Nuevamente la arqueología regional está de enhorabuena. Si hace pocos días hablábamos del increíble hallazgo de una sauna castreña en Monte Ornedo, hoy nos acercamos a la costa para comprobar que las actuaciones arqueológicas llevadas a cabo en las inmediaciones del cerro de "El Cincho" (Yuso, Santillana del Mar) han finalizado con unos resultados como mínimo sorprendentes y esperanzadores: Nos encontramos ante un castro, tal vez un oppidum, de unas 6 hectáreas de superficie que lo convertirían en el mayor hábitat indígena de la cuenca del Besaya y uno de los pocos castros costeros de toda Cantabria.

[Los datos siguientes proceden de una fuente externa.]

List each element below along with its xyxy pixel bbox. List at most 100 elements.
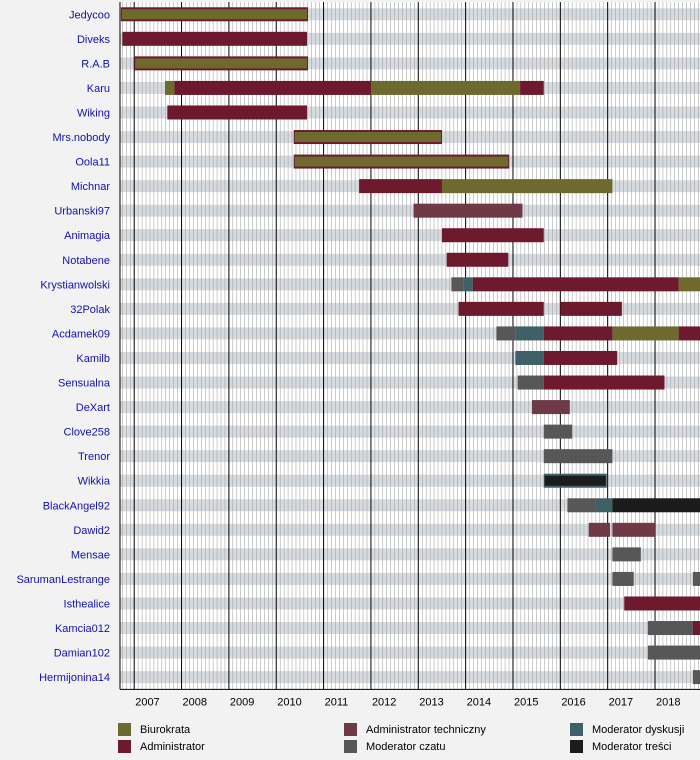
role-bar-administrator [458,301,544,316]
role-bar-administrator [472,277,679,292]
row-stripe [120,597,700,610]
legend-swatch-mod-dyskusji [570,723,583,736]
year-tick-label: 2013 [419,696,443,708]
user-name-label[interactable]: Michnar [71,181,110,193]
user-name-label[interactable]: Karu [87,83,110,95]
legend-swatch-mod-tresci [570,740,583,753]
year-tick-label: 2016 [561,696,585,708]
row-stripe [120,622,700,635]
role-bar-admin-tech [531,400,570,415]
row-backgrounds [120,2,700,690]
role-bar-biurokrata [612,326,679,341]
user-name-label[interactable]: Notabene [62,255,110,267]
role-bar-mod-czatu [496,326,516,341]
role-bar-mod-tresci [544,475,606,486]
role-bar-biurokrata [441,179,613,194]
user-name-label[interactable]: Hermijonina14 [39,672,110,684]
user-name-label[interactable]: Clove258 [64,427,110,439]
role-bar-administrator [543,350,618,365]
legend-label: Biurokrata [140,724,191,736]
user-name-label[interactable]: R.A.B [81,58,110,70]
user-name-label[interactable]: DeXart [76,402,110,414]
role-bar-mod-czatu [692,670,700,685]
user-name-label[interactable]: Trenor [78,451,110,463]
role-bar-mod-czatu [647,645,700,660]
row-stripe [120,548,700,561]
user-name-label[interactable]: 32Polak [70,304,110,316]
role-bar-mod-dyskusji [515,326,544,341]
row-stripe [120,523,700,536]
role-bar-mod-czatu [567,498,596,513]
legend-label: Administrator techniczny [366,724,486,736]
legend-swatch-administrator [118,740,131,753]
user-name-label[interactable]: Acdamek09 [52,328,110,340]
role-bar-mod-czatu [517,375,544,390]
legend-label: Moderator dyskusji [592,724,684,736]
role-bar-mod-czatu [612,571,634,586]
row-stripe [120,425,700,438]
role-bar-administrator [122,31,308,46]
user-name-label[interactable]: Kamilb [76,353,110,365]
role-bar-biurokrata [294,132,442,143]
legend-label: Moderator treści [592,741,671,753]
legend: Biurokrata Administrator Administrator tec… [118,723,684,753]
role-bar-mod-czatu [543,424,573,439]
user-name-label[interactable]: Dawid2 [73,525,110,537]
year-tick-label: 2017 [609,696,633,708]
role-bar-mod-dyskusji [515,350,544,365]
row-stripe [120,401,700,414]
role-bar-biurokrata [164,80,175,95]
user-name-label[interactable]: BlackAngel92 [43,500,110,512]
row-stripe [120,474,700,487]
role-bar-admin-tech [588,522,611,537]
year-tick-label: 2012 [372,696,396,708]
role-bar-biurokrata [370,80,521,95]
year-tick-label: 2008 [183,696,207,708]
role-bar-administrator [678,326,700,341]
user-name-label[interactable]: Urbanski97 [54,206,110,218]
plot-background [120,2,700,690]
legend-label: Administrator [140,741,205,753]
user-name-label[interactable]: Mrs.nobody [53,132,111,144]
role-bar-biurokrata [121,9,308,20]
user-name-label[interactable]: Oola11 [75,157,110,169]
year-tick-label: 2014 [467,696,491,708]
role-bars [120,7,700,685]
year-axis: 2007 2008 2009 2010 2011 2012 2013 2014 2015 2016… [135,696,680,708]
role-bar-administrator [543,375,665,390]
user-name-label[interactable]: Sensualna [58,378,111,390]
user-name-label[interactable]: Isthealice [64,598,110,610]
role-bar-administrator [543,326,613,341]
row-stripe [120,229,700,242]
row-stripe [120,450,700,463]
user-name-label[interactable]: Damian102 [54,648,110,660]
row-stripe [120,499,700,512]
row-stripe [120,302,700,315]
role-bar-mod-czatu [692,571,700,586]
role-bar-administrator [359,179,442,194]
user-name-label[interactable]: Jedycoo [69,9,110,21]
role-bar-mod-czatu [647,621,693,636]
user-name-label[interactable]: Diveks [77,34,111,46]
user-name-label[interactable]: Animagia [64,230,111,242]
role-bar-biurokrata [678,277,700,292]
year-tick-label: 2010 [277,696,301,708]
role-bar-administrator [167,105,308,120]
role-bar-mod-tresci [612,498,700,513]
role-bar-administrator [520,80,544,95]
user-name-label[interactable]: Wikkia [78,476,111,488]
role-bar-mod-czatu [543,449,613,464]
role-bar-mod-czatu [612,547,641,562]
user-names: Jedycoo Diveks R.A.B Karu Wiking Mrs.nobody Oo… [16,9,110,684]
role-bar-admin-tech [612,522,656,537]
legend-swatch-mod-czatu [344,740,357,753]
user-name-label[interactable]: Krystianwolski [40,279,110,291]
legend-swatch-biurokrata [118,723,131,736]
year-tick-label: 2009 [230,696,254,708]
user-name-label[interactable]: SarumanLestrange [16,574,110,586]
user-name-label[interactable]: Wiking [77,107,110,119]
user-name-label[interactable]: Mensae [71,549,110,561]
user-name-label[interactable]: Kamcia012 [55,623,110,635]
role-bar-biurokrata [135,58,308,69]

Este importante descubrimiento es fruto del sobresaliente trabajo de los arqueólogos Javier Marcos Martínez y Lino Mantecón Callejo, quienes en la primavera de este mismo año notificaron el hallazgo de un castro protohistórico en uno de los montes costeros próximos a la conocida villa de Santillana del Mar. Inmediatamente fue comunicado a la Consejería de Cultura del Gobierno de Cantabria así como a diferentes arqueólogos especialistas de nuestra región, reafirmando cada uno de ellos la importancia del enclave. Tras la aprobación del permiso de intervención arqueológica y subvención por parte de las administraciones, además de la inestimable ayuda y predisposición de la propietaria de los terrenos Doña Ángela Saéz Gomez y su familia, se iniciaron las labores de investigación que finalmente dieron el fruto esperado.

 

Estructura del Cincho de Yuso

El ya conocido como "Cincho de Yuso" destaca por el gran lomo de aproximadamente 5/6 metros de ancho que rodea la cima del cerro, dándonos este dato a entender la potencia de la muralla que alberga en su interior. Aún en nuestros días, existen puntos en los que alcanza unos 2 metros de alto, conservándose además una segunda línea defensiva que no hace más que refrendar la importancia estratégica del castro. No solo las estructuras del mismo y los materiales encontrados (pendientes de publicación) nos hablan de su relevancia arqueológica, sino que además nos encontramos en un territorio hasta hoy parco en este tipo de asentamientos, circunstancia por la cual gana aún más peso científico. Más aún si nos situamos geográficamente en la zona donde se cree que pudo estar ubicado el desconocido "Portus Blendium" citado por Plinio y tradicionalmente localizado (sin evidencias claras) en las inmediaciones de la ría de San Martín de Suances. Volviendo al castro, llama poderosamente la atención el control visual de kilómetros y kilómetros de costa tanto a Este como Oeste, llevando a vislumbrar el límite con Asturias por uno de sus flancos y más allá de la ciudad de Santander por el otro. Esto, unido al dominio sobre el acceso de los valles del Besaya y del Saja, hacen de este emplazamiento una autentica atalaya natural de incalculable valor estratégico.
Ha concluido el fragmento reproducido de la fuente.